In its today’s session, the Government approved a draft act concerning the creation of a national automated biometric identification system (ABIS) database. The Ministry of the Interior leads the creation of ABIS which allows the state to capture and store biometric personal data – fingerprints and facial images – and to compare biometric data. Efficient authentication and verification of identity helps law enforcement bodies to prevent forgeries and solve crimes, thus having a positive effect on both public order and security.
The ABIS database will store biometric data – fingerprints and facial images which a person gives to the state in the course of a proceeding. In the first stage, the biometric data collected in offence proceedings and currently stored in the National Fingerprint Database will be transferred to ABIS. In the second stage, biometric data collected in administrative proceedings and currently stored in various national databases, e.g. the Identity Documents Database, the Database of Prohibitions on Entry and the Visa Register, will be transferred to ABIS.
“The creation of the ABIS database will improve the capability of personal authentication and verification of identity and thus helps ensure public order and secure identity management. It provides us even a better level of assurance that a person is who he or she claims to be,” Minister of the Interior Kristian Jaani said.
According to the Minister of the Interior, the data in the ABIS database will be processed in accordance with all the data protection principles, ensuring the lawful and transparent use of the data. “Only officials who have a legal basis and are specifically authorised will have access to the ABIS database for the purpose of fulfilling their work tasks established by law and they can only process the ABIS data for the purpose of achieving the objective of conducting proceedings,” Jaani explained. The ABIS database will not store people’s biographic data, such as name, date of birth, personal ID code, citizenship and other such. “Those data are and will be in the respective proceedings register, e.g. the Identity Documents Register, the Visa Register, etc. This does therefore not constitute the creation of a ‘super database’ which would contain the personalised data of all the people related to Estonia,” Kristian Jaani added.

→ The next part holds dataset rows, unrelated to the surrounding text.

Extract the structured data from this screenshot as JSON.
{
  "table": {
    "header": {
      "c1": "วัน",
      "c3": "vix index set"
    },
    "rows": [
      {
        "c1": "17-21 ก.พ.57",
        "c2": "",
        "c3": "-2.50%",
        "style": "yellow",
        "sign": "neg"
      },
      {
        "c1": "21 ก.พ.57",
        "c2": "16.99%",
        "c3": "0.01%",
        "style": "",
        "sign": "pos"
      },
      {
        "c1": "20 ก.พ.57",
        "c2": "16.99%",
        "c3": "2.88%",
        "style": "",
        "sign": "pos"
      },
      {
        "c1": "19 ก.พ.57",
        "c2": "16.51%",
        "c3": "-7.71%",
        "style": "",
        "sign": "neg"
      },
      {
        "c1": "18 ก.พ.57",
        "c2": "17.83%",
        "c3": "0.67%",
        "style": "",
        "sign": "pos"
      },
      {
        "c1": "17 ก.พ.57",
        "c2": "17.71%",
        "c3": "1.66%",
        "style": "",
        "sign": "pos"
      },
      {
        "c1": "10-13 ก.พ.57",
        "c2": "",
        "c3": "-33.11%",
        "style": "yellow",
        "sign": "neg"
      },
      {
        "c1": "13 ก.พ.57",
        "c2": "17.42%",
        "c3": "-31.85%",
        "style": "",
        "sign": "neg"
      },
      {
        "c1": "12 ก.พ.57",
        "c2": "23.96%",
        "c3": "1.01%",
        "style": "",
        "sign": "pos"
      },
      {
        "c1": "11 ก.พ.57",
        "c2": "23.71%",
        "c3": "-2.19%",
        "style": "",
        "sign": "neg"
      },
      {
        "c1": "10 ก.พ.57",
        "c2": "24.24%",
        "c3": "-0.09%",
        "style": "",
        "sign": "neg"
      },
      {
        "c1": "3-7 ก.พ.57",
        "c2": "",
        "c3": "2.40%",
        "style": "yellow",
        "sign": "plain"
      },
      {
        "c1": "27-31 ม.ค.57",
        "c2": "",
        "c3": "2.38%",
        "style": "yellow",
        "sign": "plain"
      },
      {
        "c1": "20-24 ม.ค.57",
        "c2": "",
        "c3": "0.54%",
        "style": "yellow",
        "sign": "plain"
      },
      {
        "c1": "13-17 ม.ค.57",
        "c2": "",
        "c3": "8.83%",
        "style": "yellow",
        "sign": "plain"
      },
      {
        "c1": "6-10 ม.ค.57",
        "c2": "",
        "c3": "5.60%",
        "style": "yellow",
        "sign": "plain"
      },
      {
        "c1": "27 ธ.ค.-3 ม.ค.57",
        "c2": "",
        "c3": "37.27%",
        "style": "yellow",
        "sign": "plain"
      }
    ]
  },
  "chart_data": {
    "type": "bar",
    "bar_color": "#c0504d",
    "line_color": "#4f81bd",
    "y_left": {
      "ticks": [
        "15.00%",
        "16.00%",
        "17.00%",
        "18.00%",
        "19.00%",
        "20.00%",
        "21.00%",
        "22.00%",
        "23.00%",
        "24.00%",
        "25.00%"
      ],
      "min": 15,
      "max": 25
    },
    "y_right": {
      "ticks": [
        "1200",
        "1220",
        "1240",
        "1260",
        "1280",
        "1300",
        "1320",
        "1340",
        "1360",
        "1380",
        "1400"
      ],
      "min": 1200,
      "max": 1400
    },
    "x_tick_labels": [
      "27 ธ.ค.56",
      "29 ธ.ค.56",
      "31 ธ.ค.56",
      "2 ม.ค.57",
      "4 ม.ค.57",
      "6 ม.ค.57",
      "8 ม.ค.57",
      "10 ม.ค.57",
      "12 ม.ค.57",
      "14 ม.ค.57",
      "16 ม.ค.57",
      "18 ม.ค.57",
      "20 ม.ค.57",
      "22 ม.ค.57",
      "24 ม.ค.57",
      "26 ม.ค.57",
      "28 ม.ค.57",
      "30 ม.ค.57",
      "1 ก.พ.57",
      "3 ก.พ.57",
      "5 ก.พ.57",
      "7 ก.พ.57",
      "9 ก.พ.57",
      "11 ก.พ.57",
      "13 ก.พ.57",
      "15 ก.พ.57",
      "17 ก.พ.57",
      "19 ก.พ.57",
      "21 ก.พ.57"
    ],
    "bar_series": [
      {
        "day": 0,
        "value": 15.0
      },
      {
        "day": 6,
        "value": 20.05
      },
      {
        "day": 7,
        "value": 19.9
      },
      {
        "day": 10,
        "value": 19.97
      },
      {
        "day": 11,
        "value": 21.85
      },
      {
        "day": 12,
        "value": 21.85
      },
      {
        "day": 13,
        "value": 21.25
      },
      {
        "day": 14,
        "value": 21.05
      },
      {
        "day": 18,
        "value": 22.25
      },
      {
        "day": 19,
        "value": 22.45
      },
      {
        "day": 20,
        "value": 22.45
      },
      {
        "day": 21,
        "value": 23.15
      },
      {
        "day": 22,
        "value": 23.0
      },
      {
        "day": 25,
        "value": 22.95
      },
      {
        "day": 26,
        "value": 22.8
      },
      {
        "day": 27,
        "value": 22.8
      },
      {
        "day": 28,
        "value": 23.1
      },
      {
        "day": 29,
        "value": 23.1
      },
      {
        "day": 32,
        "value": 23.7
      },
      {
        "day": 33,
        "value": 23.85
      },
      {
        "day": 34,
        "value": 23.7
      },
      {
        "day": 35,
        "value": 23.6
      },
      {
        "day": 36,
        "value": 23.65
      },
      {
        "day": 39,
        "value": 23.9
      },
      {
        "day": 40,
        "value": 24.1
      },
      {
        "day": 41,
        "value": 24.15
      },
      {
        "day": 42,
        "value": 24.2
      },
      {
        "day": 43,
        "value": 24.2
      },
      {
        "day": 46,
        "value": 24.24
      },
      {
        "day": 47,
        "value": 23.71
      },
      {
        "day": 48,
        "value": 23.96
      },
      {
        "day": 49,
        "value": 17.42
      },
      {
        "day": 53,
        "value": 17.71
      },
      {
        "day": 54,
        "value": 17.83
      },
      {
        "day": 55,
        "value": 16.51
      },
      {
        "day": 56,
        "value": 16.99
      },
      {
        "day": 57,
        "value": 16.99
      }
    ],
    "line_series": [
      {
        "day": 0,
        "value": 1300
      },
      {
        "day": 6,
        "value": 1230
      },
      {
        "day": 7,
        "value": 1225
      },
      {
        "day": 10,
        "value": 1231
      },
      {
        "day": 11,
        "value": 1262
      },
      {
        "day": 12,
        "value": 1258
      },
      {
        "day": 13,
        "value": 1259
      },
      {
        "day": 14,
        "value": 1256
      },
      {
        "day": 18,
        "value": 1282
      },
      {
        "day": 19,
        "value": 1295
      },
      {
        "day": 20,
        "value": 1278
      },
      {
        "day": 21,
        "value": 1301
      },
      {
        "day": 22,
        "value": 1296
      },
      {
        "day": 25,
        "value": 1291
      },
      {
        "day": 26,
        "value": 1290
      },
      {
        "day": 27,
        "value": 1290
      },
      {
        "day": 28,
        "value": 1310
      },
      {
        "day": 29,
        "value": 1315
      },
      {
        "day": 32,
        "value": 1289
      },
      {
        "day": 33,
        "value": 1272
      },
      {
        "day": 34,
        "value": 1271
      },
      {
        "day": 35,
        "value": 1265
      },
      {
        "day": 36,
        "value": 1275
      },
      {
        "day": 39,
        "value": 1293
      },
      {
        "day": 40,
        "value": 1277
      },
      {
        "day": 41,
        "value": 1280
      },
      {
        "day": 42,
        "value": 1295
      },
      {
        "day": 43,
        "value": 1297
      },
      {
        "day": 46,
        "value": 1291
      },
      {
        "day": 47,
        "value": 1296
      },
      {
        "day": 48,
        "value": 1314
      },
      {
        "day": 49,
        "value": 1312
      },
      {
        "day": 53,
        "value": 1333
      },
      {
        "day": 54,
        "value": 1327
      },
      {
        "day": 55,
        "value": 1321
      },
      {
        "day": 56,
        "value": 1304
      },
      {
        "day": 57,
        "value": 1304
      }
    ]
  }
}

According to Margit Ratnik, Head of the Identity and Status Bureau of the Police and Border Guard Board, ABIS will provide an important tool in solving crimes, increasing the capability of the police in detecting identity frauds and thefts. “For instance, someone who has been expelled from Estonia due to a security risk, unlawful employment or a violation of the visa regime has changed his or her name in another country and obtained documents with the new name and attempts to gain a legal basis to come to Estonia with that new name. Thanks to the strong comparing capability of ABIS, the police can determine the previous identity of the person promptly and definitively,” Ratnik said.
Marti Lung, Head of Business Services at the IT and Development Centre of the Ministry of the Interior, says that the comparison engine of the ABIS database uses the world’s leading biometrics algorithms which ensure an accurate and reliable personal identification service. “As the database processes different kinds of personal data, the data in the database are anonymised and the protection of the data is also ensured with other technical and procedural measures. ABIS and the databases interfaced to ABIS will exchange biometric data only in encrypted form and via the X-Road data exchange layer,” Lung explains. He adds that if in common practice biographic data are integral parts of biometrics comparison systems, we do not wish to add personalised data to the ABIS database in order to protect personal data. “We are therefore creating a solution with which we introduce a better level of biometrics comparison capability, while not changing the currently applied personal data processing principles,” the Head of Business Services at the IT and Development Centre of the Ministry of the Interior surmises.
The Government of the Republic decided the creation of the ABIS database in 2017. Besides the Ministry of the Interior, the contributors to the creation of ABIS include the Police and Border Guard Board, the IT and Development Centre of the Ministry of the Interior, and the Estonian Forensic Science Institute. The state’s partners in technical implementation are IDEMIA and Cybernetica AS. Nearly 17 million euros have been allocated for the development and maintenance of ABIS for 2018–2025.